In both the experimental data and the simulations, at a constant integrase concentration, higher reporter plasmid concentrations result in smaller delays in the recombination and activation of the reporter, which cannot be explained in terms of the single occupancy dynamics alone: According to the single occupancy dynamics, higher reporter plasmid concentrations (and hence higher binding site concentrations) would slow the dynamics, by ‘diluting out’ the number of available integrase molecules, which is fixed. However, the higher binding site concentrations also increase the rate of the reactions taking place, such as the binding of integrase molecules on them. In Figure 4, higher concentrations of binding sites result in earlier and higher binding of the integrase dimers and hence in earlier flipping of the GFP reporter. Thus, the single occupancy effects demonstrate themselves with varying concentrations of integrase, but at a fixed concentration of integrase, varying the concentration of the reporter also creates other effects that oppose the single occupancy effects.
Conclusions and Future Work
We have demonstrated functionality of several large serine integrases in a cell-free environment, and explored the dynamics of their recombination action. Our results suggest that single occupancy effects of the integrase attachment sites dominate the initial dynamics, resulting in delays in the reporter activation when integrase concentration is lower. A mathematical model of the system has confirmed our hypothesis, and allowed further insights in the system’s dynamics. Thus, we can take advantage of the efficiency and scalability of the TX-TL platform to rapidly test and debug integrase-based biomolecular circuits.
To develop a comprehensive theory of integrase-based circuits, it will be important to investigate the dynamics of the integrases further, and how it depends on environmental factors (e.g. temperature). To study dynamic equilibrium steady states, such as bidirectional flipping in the presence of the cognate excisionase, energy limitations of the TX-TL platform must be overcome, perhaps with the use of microfluidic systems replenishing energy at a constant rate. Finally, a detailed model of the energy-dependency of the several intermediate steps from integrase production to DNA inversion would be useful in determining how costly are integrase-based circuits, which should be taken into consideration when implementing them in vivo.
Materials and Methods
Plasmids
The plasmids used were obtained from the Addgene repository (Addgene IDs 60563-60584).
TX-TL Experiments
Cell extract and buffer were prepared following the protocol described in [6]
Plate Reader Measurements
Plate reader data were collected on a Biotek H1MF machine using the kinetic read feature, at 29C with no shaking.
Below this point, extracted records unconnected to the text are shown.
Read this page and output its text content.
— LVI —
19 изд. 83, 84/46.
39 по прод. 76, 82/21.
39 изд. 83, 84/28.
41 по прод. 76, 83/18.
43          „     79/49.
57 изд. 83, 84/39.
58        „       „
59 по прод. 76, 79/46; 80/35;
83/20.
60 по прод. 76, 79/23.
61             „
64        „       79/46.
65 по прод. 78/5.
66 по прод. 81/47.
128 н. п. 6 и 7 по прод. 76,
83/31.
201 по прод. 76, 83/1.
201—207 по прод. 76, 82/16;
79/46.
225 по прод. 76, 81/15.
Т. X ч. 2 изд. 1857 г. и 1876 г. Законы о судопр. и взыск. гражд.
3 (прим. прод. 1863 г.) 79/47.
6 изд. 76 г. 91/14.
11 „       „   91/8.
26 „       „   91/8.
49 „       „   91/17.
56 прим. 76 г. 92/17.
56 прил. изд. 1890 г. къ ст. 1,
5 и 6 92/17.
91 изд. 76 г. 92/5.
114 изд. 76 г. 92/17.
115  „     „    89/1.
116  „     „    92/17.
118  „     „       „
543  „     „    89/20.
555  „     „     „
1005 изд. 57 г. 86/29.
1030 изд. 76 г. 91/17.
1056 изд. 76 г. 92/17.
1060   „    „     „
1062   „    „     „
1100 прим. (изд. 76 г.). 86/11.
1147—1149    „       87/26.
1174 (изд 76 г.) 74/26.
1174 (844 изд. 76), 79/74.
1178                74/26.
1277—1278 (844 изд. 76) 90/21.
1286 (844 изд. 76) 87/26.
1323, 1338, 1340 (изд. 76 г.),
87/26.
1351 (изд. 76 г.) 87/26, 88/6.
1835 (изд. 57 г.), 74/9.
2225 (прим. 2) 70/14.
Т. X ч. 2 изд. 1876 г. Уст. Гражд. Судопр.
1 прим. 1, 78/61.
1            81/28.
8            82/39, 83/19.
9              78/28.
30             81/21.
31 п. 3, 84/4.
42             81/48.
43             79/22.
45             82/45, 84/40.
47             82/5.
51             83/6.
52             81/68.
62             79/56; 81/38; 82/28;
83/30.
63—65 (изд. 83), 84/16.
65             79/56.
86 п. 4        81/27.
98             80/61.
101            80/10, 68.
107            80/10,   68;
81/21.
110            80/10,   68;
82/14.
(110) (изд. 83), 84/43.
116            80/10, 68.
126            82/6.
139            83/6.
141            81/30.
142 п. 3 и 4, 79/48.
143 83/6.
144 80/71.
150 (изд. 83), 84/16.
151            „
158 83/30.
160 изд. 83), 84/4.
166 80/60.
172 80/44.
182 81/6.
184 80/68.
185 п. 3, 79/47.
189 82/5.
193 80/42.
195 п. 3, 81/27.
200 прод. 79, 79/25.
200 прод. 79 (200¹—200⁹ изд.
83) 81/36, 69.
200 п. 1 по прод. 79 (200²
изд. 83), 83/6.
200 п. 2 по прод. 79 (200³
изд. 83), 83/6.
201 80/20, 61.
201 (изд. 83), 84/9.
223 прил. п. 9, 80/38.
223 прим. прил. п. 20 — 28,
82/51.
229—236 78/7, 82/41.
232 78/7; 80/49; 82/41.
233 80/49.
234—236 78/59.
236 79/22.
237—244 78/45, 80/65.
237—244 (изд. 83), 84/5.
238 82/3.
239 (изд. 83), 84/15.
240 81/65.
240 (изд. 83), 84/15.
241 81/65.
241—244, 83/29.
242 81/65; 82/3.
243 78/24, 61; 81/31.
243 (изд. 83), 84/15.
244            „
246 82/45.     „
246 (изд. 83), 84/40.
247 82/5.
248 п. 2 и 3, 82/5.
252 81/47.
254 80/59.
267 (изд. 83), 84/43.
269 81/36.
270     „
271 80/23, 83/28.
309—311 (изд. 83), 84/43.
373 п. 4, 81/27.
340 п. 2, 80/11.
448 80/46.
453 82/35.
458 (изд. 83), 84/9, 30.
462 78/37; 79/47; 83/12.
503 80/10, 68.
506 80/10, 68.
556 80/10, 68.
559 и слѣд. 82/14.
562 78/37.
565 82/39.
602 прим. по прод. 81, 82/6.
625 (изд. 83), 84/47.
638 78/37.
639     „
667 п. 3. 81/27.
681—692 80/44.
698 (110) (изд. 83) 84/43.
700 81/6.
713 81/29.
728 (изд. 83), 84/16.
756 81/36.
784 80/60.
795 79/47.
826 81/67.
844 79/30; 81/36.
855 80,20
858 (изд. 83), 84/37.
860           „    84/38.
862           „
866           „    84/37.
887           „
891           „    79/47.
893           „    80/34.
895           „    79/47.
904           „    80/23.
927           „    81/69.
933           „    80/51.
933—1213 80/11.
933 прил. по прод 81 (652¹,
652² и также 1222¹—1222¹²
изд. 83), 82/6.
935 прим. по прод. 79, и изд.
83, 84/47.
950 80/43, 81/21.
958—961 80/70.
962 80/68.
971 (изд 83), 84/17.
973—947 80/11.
RFP measurements were taken at excitation/emission of 580/610 with gain 140, GFP measurements were taken at excitation/emission of 485/528 with gain 75.
Model Implementation
The model was implemented using the SimBiology toolbox in MATLAB and using the ode15s solver (see supplementary file for the model).
Acknowledgements
G.A. is supported by Caltech BBE Divisional Funding. V.H. is supported by the U.S. Department of Defense (DoD) through the National Defense Science & Engineering Graduate Fellowship (NDSEG) Program. Research supported in part by the Institute for Collaborative Biotechnologies through grant W911NF-09-0001 from the U.S. Army Research Office. The content of the information does not necessarily reflect the position or the policy of the Government, and no official endorsement should be inferred.